Он ждал меня в холле, обезумевший от спирта и злобы. Он бранился, кричал, что не боится моего доноса в полицию. Неужели, говорил он, поверят словам грязного австралийского лесоруба, а не ему, владельцу поместья и мировому судье!
"Я так же удружу тебе, как удружил в свое время твоему никчемному брату", - кричал он. Эти слова и заставили меня совершить то, что я сделал. В моем мозгу что-то защелкнулось, я сорвал со стены первое попавшееся под руку оружие и ударил по рычащей, оскаленной голове Эддлтона. Минуту я молча смотрел на него... "Это тебе за меня и за Джима", - прошептал я, повернулся и убежал. Вот и вся моя история, мистер. А теперь я хочу, чтобы вы увели меня, прежде чем вернутся мои рабочие.

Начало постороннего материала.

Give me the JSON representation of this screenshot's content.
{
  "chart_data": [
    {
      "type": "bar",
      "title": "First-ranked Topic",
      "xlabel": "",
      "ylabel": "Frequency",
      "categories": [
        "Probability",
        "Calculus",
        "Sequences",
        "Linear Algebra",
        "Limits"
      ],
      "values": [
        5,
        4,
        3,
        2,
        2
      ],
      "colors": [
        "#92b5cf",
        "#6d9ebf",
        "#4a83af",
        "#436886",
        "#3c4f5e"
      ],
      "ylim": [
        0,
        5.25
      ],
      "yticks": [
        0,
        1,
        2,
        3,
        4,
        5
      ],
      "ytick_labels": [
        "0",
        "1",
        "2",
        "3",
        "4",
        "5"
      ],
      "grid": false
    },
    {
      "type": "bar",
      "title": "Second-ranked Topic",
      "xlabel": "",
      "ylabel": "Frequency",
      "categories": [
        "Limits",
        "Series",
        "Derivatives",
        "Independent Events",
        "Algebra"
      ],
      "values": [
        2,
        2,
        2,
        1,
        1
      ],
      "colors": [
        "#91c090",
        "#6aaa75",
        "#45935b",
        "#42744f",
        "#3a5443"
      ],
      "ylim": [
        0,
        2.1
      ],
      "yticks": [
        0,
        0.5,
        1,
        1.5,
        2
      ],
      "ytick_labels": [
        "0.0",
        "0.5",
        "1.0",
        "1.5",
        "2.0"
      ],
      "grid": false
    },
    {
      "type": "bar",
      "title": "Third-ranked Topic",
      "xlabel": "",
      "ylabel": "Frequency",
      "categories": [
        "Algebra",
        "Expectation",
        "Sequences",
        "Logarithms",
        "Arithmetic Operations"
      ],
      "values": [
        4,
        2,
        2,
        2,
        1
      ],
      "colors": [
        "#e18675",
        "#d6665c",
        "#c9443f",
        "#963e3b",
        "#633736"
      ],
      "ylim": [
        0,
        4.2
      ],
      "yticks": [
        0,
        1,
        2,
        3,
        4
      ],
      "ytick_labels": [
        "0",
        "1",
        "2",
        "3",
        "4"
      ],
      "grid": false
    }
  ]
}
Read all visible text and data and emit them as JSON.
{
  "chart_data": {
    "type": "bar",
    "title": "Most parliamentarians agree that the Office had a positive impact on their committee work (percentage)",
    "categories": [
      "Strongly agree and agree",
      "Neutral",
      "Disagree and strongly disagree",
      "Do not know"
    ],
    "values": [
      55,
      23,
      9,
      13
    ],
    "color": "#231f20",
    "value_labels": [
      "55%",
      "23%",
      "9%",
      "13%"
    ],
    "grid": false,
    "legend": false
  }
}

Лестрейд и его пленник уже дошли до двери, когда их остановил голос Холмса.
- Мне хотелось бы знать, - сказал он, - известно ли вам, каким именно оружием вы убили сквайра Эддлтона?
- Я уже сказал, что схватил со стены первое попавшееся оружие. Кажется, это был топор или дубинка...
- Это был топор палача, - сказал Холмс.
Австралиец ничего не ответил, но, когда он пошел к дверям за Лестрейдом, мне показалось, что странная улыбка осветила его грубое бородатое лицо.
Мой друг и я медленно шли по лесу.
- Странно, - сказал я, - что ненависть и чувство мести могут жить двадцать лет.
- Дорогой Уотсон, - возразил Холмс, - вспомните старую сицилианскую поговорку: месть - это единственное блюдо, которое особенно вкусно, когда его едят в холодном состоянии. Но посмотрите-ка, - продолжал он, прикрывая рукою глаза, - вон какая-то женщина бежит к нам по тропинке. Это, видимо, миссис Лонгтон. Хотя я и обладаю некоторым количеством рыцарских чувств, я не в настроении слушать излияния женской благодарности. Поэтому давайте пойдем боковой тропинкой за кустами. Если мы прибавим шагу, мы поспеем к вечернему поезду в Лондон.